C’è stata una vera e propria catena umana per bloccare i varchi di controllo al Terminal 3 di Fiumicino. La protesta è venuta dai lavoratori di Groundcare, società di handling che all’aeroporto della Capitale si occupa della consegna bagagli e altri servizi di terra per le compagnie aeree.
Più di 800 facchini rischiano di perdere il posto per il fallimento dell’azienda. Tra loro circa 400 sono in cassa integrazione da quattro anni, e per gli altri si è aperta una nuova fase di mobilità: sono ex dipendenti della spagnola Flightcare, successivamente sballottati alla Globeground e poi nella Ground, che però ha già aperto il concordato preventivo, e dunque una procedura di fallimento.
La mobilitazione è partita alle 12 del 23 aprile dopo un’assemblea e un tentativo di incontrare il direttore del Leonardo Da Vinci, Vitaliano Turrà. Lo scorso gennaio la Cub Trasporti aveva dato inizio ad uno sciopero per denunciare il rischio licenziamenti dei lavoratori e chiedere un intervento urgente delle autorità competenti per sbloccare la vertenza e salvare gli 800 posti di lavoro.
La protesta aveva coinvolto circa 100 addetti e si era conclusa con un colloquio tra manifestanti e polizia. Successivamente al blocco, i lavoratori hanno incontrato il direttore: sul tavolo della vertenza ci sarebbe anche l’interesse della handler Gh di Napoli che potrebbe acquisire la Ground. Tutto ciò porterebbe, però, a forti tagli occupazionali.
Con una liberalizzazione selvaggia, smisurata proliferazione degli handlers (6 a Fiumicino, unico caso in Europa), l’abbattere le tariffe di handling, recuperando dei costi tramite precarietà, cassa integrazione, riduzione dei livelli occupazionali e abbassamento degli standard di qualità del servizio e della sicurezza: da tempo la Cub denuncia la grave situazione di instabilità che coinvolge le società di handling degli scali romani e chiede l’intervento degli enti controllori del settore, ovvero Adr ed Enac.
Susi Ciolella, dell’esecutivo provinciale confederale Usb ha spiegato quanto segue: “È in stallo la trattativa con i possibili acquirenti, nonostante un pesante taglio strutturale al costo del lavoro previsto dall’accordo firmato da Cgil, Cisl, Uil, Ugl, sulla cui efficacia abbiamo già espresso forti riserve. Il prossimo 29 aprile scadono infatti i termini per la proposta definitiva del concordato preventivo, con cui l’azienda sta cercando mediare con i creditori per evitare il fallimento.
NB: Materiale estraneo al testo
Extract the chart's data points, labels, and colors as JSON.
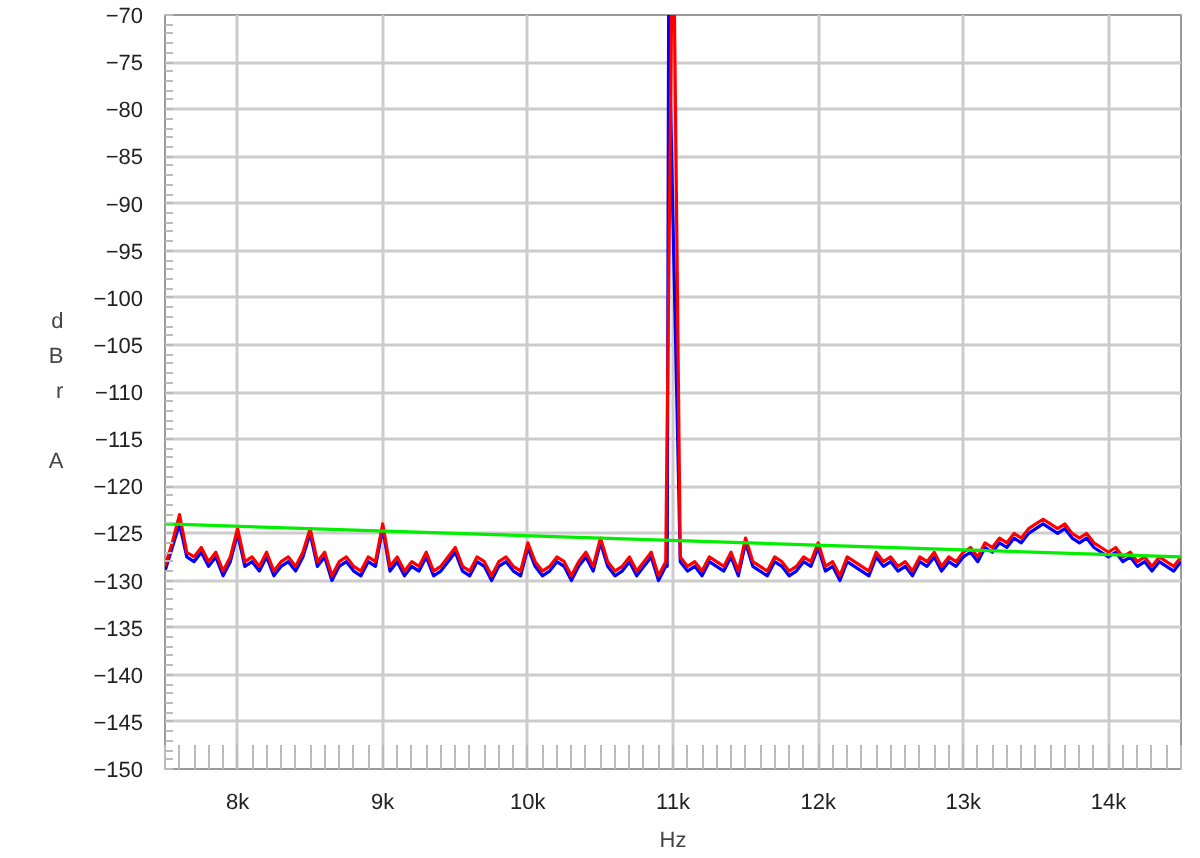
{
  "chart_data": {
    "type": "line",
    "xlabel": "Hz",
    "ylabel": "dBr A",
    "xlim": [
      7500,
      14500
    ],
    "ylim": [
      -150,
      -70
    ],
    "xticks": [
      {
        "value": 8000,
        "label": "8k"
      },
      {
        "value": 9000,
        "label": "9k"
      },
      {
        "value": 10000,
        "label": "10k"
      },
      {
        "value": 11000,
        "label": "11k"
      },
      {
        "value": 12000,
        "label": "12k"
      },
      {
        "value": 13000,
        "label": "13k"
      },
      {
        "value": 14000,
        "label": "14k"
      }
    ],
    "yticks": [
      -150,
      -145,
      -140,
      -135,
      -130,
      -125,
      -120,
      -115,
      -110,
      -105,
      -100,
      -95,
      -90,
      -85,
      -80,
      -75,
      -70
    ],
    "grid": true,
    "line_style": "solid",
    "marker": "none",
    "series": [
      {
        "color": "#0000ff",
        "x": [
          7500,
          7550,
          7600,
          7650,
          7700,
          7750,
          7800,
          7850,
          7900,
          7950,
          8000,
          8050,
          8100,
          8150,
          8200,
          8250,
          8300,
          8350,
          8400,
          8450,
          8500,
          8550,
          8600,
          8650,
          8700,
          8750,
          8800,
          8850,
          8900,
          8950,
          9000,
          9050,
          9100,
          9150,
          9200,
          9250,
          9300,
          9350,
          9400,
          9450,
          9500,
          9550,
          9600,
          9650,
          9700,
          9750,
          9800,
          9850,
          9900,
          9950,
          10000,
          10050,
          10100,
          10150,
          10200,
          10250,
          10300,
          10350,
          10400,
          10450,
          10500,
          10550,
          10600,
          10650,
          10700,
          10750,
          10800,
          10850,
          10900,
          10950,
          10960,
          10970,
          11050,
          11100,
          11150,
          11200,
          11250,
          11300,
          11350,
          11400,
          11450,
          11500,
          11550,
          11600,
          11650,
          11700,
          11750,
          11800,
          11850,
          11900,
          11950,
          12000,
          12050,
          12100,
          12150,
          12200,
          12250,
          12300,
          12350,
          12400,
          12450,
          12500,
          12550,
          12600,
          12650,
          12700,
          12750,
          12800,
          12850,
          12900,
          12950,
          13000,
          13050,
          13100,
          13150,
          13200,
          13250,
          13300,
          13350,
          13400,
          13450,
          13500,
          13550,
          13600,
          13650,
          13700,
          13750,
          13800,
          13850,
          13900,
          13950,
          14000,
          14050,
          14100,
          14150,
          14200,
          14250,
          14300,
          14350,
          14400,
          14450,
          14500
        ],
        "values": [
          -129,
          -126.5,
          -124,
          -127.5,
          -128,
          -127,
          -128.5,
          -127.5,
          -129.5,
          -128,
          -125,
          -128.5,
          -128,
          -129,
          -127.5,
          -129.5,
          -128.5,
          -128,
          -129,
          -127.5,
          -125,
          -128.5,
          -127.5,
          -130,
          -128.5,
          -128,
          -129,
          -129.5,
          -128,
          -128.5,
          -124.5,
          -129,
          -128,
          -129.5,
          -128.5,
          -129,
          -127.5,
          -129.5,
          -129,
          -128,
          -127,
          -129,
          -129.5,
          -128,
          -128.5,
          -130,
          -128.5,
          -128,
          -129,
          -129.5,
          -126.5,
          -128.5,
          -129.5,
          -129,
          -128,
          -128.5,
          -130,
          -128.5,
          -127.5,
          -129,
          -126,
          -128.5,
          -129.5,
          -129,
          -128,
          -129.5,
          -128.5,
          -127.5,
          -130,
          -128.5,
          -128.5,
          -70,
          -128,
          -129,
          -128.5,
          -129.5,
          -128,
          -128.5,
          -129,
          -127.5,
          -129.5,
          -126,
          -128.5,
          -129,
          -129.5,
          -128,
          -128.5,
          -129.5,
          -129,
          -128,
          -128.5,
          -126.5,
          -129,
          -128.5,
          -130,
          -128,
          -128.5,
          -129,
          -129.5,
          -127.5,
          -128.5,
          -128,
          -129,
          -128.5,
          -129.5,
          -128,
          -128.5,
          -127.5,
          -129,
          -128,
          -128.5,
          -127.5,
          -127,
          -128,
          -126.5,
          -127,
          -126,
          -126.5,
          -125.5,
          -126,
          -125,
          -124.5,
          -124,
          -124.5,
          -125,
          -124.5,
          -125.5,
          -126,
          -125.5,
          -126.5,
          -127,
          -127.5,
          -127,
          -128,
          -127.5,
          -128.5,
          -128,
          -129,
          -128,
          -128.5,
          -129,
          -128
        ]
      },
      {
        "color": "#ff0000",
        "x": [
          7500,
          7550,
          7600,
          7650,
          7700,
          7750,
          7800,
          7850,
          7900,
          7950,
          8000,
          8050,
          8100,
          8150,
          8200,
          8250,
          8300,
          8350,
          8400,
          8450,
          8500,
          8550,
          8600,
          8650,
          8700,
          8750,
          8800,
          8850,
          8900,
          8950,
          9000,
          9050,
          9100,
          9150,
          9200,
          9250,
          9300,
          9350,
          9400,
          9450,
          9500,
          9550,
          9600,
          9650,
          9700,
          9750,
          9800,
          9850,
          9900,
          9950,
          10000,
          10050,
          10100,
          10150,
          10200,
          10250,
          10300,
          10350,
          10400,
          10450,
          10500,
          10550,
          10600,
          10650,
          10700,
          10750,
          10800,
          10850,
          10900,
          10950,
          10990,
          11010,
          11050,
          11100,
          11150,
          11200,
          11250,
          11300,
          11350,
          11400,
          11450,
          11500,
          11550,
          11600,
          11650,
          11700,
          11750,
          11800,
          11850,
          11900,
          11950,
          12000,
          12050,
          12100,
          12150,
          12200,
          12250,
          12300,
          12350,
          12400,
          12450,
          12500,
          12550,
          12600,
          12650,
          12700,
          12750,
          12800,
          12850,
          12900,
          12950,
          13000,
          13050,
          13100,
          13150,
          13200,
          13250,
          13300,
          13350,
          13400,
          13450,
          13500,
          13550,
          13600,
          13650,
          13700,
          13750,
          13800,
          13850,
          13900,
          13950,
          14000,
          14050,
          14100,
          14150,
          14200,
          14250,
          14300,
          14350,
          14400,
          14450,
          14500
        ],
        "values": [
          -128.5,
          -126,
          -123,
          -127,
          -127.5,
          -126.5,
          -128,
          -127,
          -129,
          -127.5,
          -124.5,
          -128,
          -127.5,
          -128.5,
          -127,
          -129,
          -128,
          -127.5,
          -128.5,
          -127,
          -124.5,
          -128,
          -127,
          -129.5,
          -128,
          -127.5,
          -128.5,
          -129,
          -127.5,
          -128,
          -124,
          -128.5,
          -127.5,
          -129,
          -128,
          -128.5,
          -127,
          -129,
          -128.5,
          -127.5,
          -126.5,
          -128.5,
          -129,
          -127.5,
          -128,
          -129.5,
          -128,
          -127.5,
          -128.5,
          -129,
          -126,
          -128,
          -129,
          -128.5,
          -127.5,
          -128,
          -129.5,
          -128,
          -127,
          -128.5,
          -125.5,
          -128,
          -129,
          -128.5,
          -127.5,
          -129,
          -128,
          -127,
          -129.5,
          -128,
          -70,
          -70,
          -127.5,
          -128.5,
          -128,
          -129,
          -127.5,
          -128,
          -128.5,
          -127,
          -129,
          -125.5,
          -128,
          -128.5,
          -129,
          -127.5,
          -128,
          -129,
          -128.5,
          -127.5,
          -128,
          -126,
          -128.5,
          -128,
          -129.5,
          -127.5,
          -128,
          -128.5,
          -129,
          -127,
          -128,
          -127.5,
          -128.5,
          -128,
          -129,
          -127.5,
          -128,
          -127,
          -128.5,
          -127.5,
          -128,
          -127,
          -126.5,
          -127.5,
          -126,
          -126.5,
          -125.5,
          -126,
          -125,
          -125.5,
          -124.5,
          -124,
          -123.5,
          -124,
          -124.5,
          -124,
          -125,
          -125.5,
          -125,
          -126,
          -126.5,
          -127,
          -126.5,
          -127.5,
          -127,
          -128,
          -127.5,
          -128.5,
          -127.5,
          -128,
          -128.5,
          -127.5
        ]
      },
      {
        "color": "#00ee00",
        "x": [
          7500,
          14500
        ],
        "values": [
          -124,
          -127.5
        ]
      }
    ]
  }
}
Se così fosse, e per le modalità poco chiare con cui si è portata avanti l’intera operazione, si prefigurerebbe l’ipotesi di un fallimento annunciato. In gioco c’è il futuro di 850 famiglie in un settore già pesantemente interessato da cassa integrazione e mobilità”.
Il sindacato si è mosso andando ad inviare una lettera al tribunale fallimentare di Civitavecchia con la precisa richiesta formale che la vertenza sia assunta dal Commissario in prima persona, per poter garantire in modo effettivo la continuità aziendale.